Quando infatti le community crescono, diventa inevitabile che i fondatori si trovino di fronte a situazioni simili a quelle che hanno dovuto affrontare i soci di Gummy. La nuova dimensione della community richiede nuove competenze e nuovi processi burocratizzando le attività e diventando più lente e complicate le risposte ai membri.
I rischi della crescita
Tutto facile? Niente affatto.
Se la divisione in cellule riesce e si trovano dei bravi referenti in grado di prendersi in carico la gestione della community, questa continua a crescere e a moltiplicarsi, ma si pongono inevitabilmente nuove sfide:
- come mantenere l’identità tra le sub community senza che si disperda in tante community diverse?
- come favorire la comunicazione trasversale per non trasformare in silos le diverse community?
- come facilitare la collaborazione e non la competizione fra le sub-community?
- come assorbire i fallimenti delle sub community che non funzionano?
Ecco le principali sfide delle community in crescita ed ecco le sfide che dovrà affrontare Gummy nei prossimi anni.
Sono tante – milioni di milioni diceva qualcuno – ma la continua sperimentazione vuol dire qualità.
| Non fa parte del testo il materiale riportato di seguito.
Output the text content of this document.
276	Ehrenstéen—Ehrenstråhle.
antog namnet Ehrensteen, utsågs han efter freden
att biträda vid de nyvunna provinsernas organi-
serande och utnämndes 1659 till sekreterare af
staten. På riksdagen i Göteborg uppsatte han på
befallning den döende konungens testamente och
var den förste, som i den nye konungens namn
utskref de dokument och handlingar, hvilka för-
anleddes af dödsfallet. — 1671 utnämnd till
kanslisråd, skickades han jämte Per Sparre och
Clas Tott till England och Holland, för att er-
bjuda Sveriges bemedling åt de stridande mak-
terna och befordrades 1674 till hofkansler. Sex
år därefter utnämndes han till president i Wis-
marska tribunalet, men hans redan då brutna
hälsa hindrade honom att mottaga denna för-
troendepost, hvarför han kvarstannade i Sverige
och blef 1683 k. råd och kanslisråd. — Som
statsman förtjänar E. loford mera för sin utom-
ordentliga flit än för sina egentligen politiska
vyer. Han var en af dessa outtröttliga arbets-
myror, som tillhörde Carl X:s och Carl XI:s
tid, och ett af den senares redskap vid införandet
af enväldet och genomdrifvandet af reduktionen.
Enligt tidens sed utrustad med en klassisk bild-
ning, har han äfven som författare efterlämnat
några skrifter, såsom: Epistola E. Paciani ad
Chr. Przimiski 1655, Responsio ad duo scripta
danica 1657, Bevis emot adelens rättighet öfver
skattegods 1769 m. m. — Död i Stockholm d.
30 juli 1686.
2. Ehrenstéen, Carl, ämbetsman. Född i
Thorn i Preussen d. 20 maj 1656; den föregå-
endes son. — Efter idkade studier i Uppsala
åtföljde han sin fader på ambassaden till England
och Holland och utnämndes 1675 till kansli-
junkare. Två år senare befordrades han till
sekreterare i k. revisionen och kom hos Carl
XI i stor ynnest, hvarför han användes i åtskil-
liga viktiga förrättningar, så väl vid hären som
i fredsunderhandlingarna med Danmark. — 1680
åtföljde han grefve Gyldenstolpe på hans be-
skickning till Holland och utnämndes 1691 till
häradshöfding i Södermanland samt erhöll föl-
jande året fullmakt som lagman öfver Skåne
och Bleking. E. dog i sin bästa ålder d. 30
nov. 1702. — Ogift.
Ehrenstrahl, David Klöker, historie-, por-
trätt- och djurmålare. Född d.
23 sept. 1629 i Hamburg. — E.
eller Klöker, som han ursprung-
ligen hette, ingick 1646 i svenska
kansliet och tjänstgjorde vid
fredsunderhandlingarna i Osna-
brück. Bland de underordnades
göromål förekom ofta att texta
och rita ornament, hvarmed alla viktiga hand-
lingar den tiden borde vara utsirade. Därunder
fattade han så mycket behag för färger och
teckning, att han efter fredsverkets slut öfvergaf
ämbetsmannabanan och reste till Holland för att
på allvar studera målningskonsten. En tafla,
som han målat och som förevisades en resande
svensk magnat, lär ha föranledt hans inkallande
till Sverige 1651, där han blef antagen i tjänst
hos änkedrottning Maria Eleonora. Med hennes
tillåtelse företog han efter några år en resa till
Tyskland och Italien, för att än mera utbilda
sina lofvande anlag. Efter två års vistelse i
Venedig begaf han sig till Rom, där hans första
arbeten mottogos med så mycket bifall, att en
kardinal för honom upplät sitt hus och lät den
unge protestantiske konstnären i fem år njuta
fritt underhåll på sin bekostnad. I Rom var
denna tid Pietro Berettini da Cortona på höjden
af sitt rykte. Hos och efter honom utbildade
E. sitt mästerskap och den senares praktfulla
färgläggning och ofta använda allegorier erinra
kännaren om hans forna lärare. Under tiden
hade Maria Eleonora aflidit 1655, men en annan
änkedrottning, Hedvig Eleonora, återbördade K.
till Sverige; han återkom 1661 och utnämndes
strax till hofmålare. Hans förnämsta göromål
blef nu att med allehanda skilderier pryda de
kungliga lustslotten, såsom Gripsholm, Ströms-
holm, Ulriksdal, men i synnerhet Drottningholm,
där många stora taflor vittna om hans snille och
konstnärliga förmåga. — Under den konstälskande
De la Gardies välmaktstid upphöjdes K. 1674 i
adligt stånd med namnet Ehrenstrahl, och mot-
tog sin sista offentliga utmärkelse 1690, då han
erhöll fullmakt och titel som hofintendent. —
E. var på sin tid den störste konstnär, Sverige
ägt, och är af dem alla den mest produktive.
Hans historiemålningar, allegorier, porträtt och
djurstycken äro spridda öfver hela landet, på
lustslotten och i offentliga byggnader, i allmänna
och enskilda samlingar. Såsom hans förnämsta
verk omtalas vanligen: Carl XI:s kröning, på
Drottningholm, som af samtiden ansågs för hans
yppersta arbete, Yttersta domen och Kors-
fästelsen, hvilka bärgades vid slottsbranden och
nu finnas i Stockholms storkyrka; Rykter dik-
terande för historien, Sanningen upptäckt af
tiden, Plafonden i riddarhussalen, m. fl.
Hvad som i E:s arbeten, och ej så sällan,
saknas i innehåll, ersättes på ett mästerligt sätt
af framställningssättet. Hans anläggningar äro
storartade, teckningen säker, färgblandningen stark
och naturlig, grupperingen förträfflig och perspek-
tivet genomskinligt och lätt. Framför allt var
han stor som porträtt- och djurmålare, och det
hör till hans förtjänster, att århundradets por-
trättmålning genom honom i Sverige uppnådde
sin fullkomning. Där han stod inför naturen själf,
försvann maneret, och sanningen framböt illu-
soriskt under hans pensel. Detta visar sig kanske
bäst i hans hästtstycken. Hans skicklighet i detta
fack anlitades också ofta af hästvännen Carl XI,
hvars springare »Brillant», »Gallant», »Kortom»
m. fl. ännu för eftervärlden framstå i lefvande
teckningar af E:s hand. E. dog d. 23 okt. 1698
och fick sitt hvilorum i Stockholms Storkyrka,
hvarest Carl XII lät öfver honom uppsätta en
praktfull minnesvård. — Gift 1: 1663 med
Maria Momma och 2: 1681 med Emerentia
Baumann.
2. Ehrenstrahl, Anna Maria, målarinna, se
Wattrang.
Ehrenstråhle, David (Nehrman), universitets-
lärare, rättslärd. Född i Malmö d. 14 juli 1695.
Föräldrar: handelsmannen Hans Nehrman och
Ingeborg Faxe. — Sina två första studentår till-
E le cooperative italiane?
E infine una provocazione per chi si occupa di terzo settore: se le cooperative qualche tempo fa, quando hanno iniziato a diventare grandi, invece di crescere in altezza (burocratizzandosi) fossero cresciute in larghezza (dividendosi in cellule) non avrebbero risolto molti dei problemi che devono affrontare oggi (lentezza burocratica, perdita di volontari, poca conoscenza dei bisogni della base)?